1. Velocity. The Lizards are slender. The Sand-snake, Tephrometopon, is whip-like; even the Cobra has a relatively narrower and longer tail than the Indian specimens, although the number of the vertebrae and of the scales is the same. All the desert-snakes are remarkable for the great number of their ventral shields, two hundred and more.
2. Hard, scaly covering, for instance in Agama, Echis, Gymnodactylus, Teratoscincus; the latter with its fish-like scales is exceptional among Geckos, resembling the likewise deserticolous Geckolepis and Homopholis of Africa.

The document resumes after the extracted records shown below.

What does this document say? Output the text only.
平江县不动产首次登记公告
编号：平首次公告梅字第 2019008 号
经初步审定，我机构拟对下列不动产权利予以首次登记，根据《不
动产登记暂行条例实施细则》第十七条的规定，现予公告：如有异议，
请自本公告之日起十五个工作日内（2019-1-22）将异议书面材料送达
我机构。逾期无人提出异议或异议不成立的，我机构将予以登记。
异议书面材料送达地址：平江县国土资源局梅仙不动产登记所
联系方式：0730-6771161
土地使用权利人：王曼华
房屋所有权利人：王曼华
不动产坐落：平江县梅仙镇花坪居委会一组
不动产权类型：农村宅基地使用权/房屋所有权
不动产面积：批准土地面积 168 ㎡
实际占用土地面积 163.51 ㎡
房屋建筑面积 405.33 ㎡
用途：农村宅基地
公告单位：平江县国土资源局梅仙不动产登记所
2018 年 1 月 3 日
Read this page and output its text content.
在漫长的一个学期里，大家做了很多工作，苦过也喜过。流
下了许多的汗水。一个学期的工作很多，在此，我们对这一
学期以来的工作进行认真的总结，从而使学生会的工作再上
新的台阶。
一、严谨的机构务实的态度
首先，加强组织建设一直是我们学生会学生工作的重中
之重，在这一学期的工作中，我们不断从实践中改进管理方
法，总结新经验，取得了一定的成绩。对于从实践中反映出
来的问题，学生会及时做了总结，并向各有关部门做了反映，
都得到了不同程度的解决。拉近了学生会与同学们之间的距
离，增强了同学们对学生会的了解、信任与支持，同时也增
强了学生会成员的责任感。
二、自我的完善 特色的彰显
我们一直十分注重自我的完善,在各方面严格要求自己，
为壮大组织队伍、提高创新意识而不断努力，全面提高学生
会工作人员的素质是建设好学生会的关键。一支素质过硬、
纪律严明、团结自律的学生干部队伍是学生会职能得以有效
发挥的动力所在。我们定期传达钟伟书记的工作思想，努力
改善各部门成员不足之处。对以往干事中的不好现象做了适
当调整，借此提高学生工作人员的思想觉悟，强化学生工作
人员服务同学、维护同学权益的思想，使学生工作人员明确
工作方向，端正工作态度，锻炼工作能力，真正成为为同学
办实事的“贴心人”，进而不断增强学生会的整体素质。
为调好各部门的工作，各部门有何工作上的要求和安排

3. Capacity for digging in the sand in order to escape great cold, or burning heat. All the Lizards and the Tortoise, Testudo horsfieldi, have strong claws. The snakes Typhlops and Eryx dig with their specially modified snouts, and their tails are very short and blunt. The Sand-viper, Echis, has the scales of the back arranged in very oblique rows, so that it can heap sand upon its body by wriggling, shaking, and up-and-down motions of the body. The Agamoid Phrynocephalus does this by means of lateral folds of the skin.
4. Arrangements for running on sand. The lizard Eremias has very large crural shields; Scapteira has the digits broadened out into shovels; others, e.g. Phrynocephalus and Teratoscincus, have long lateral fringes on the digits, a very rare arrangement among Geckos, occurring elsewhere among them only in Ptenopus and Stenodactylus, which are likewise inhabitants of the desert.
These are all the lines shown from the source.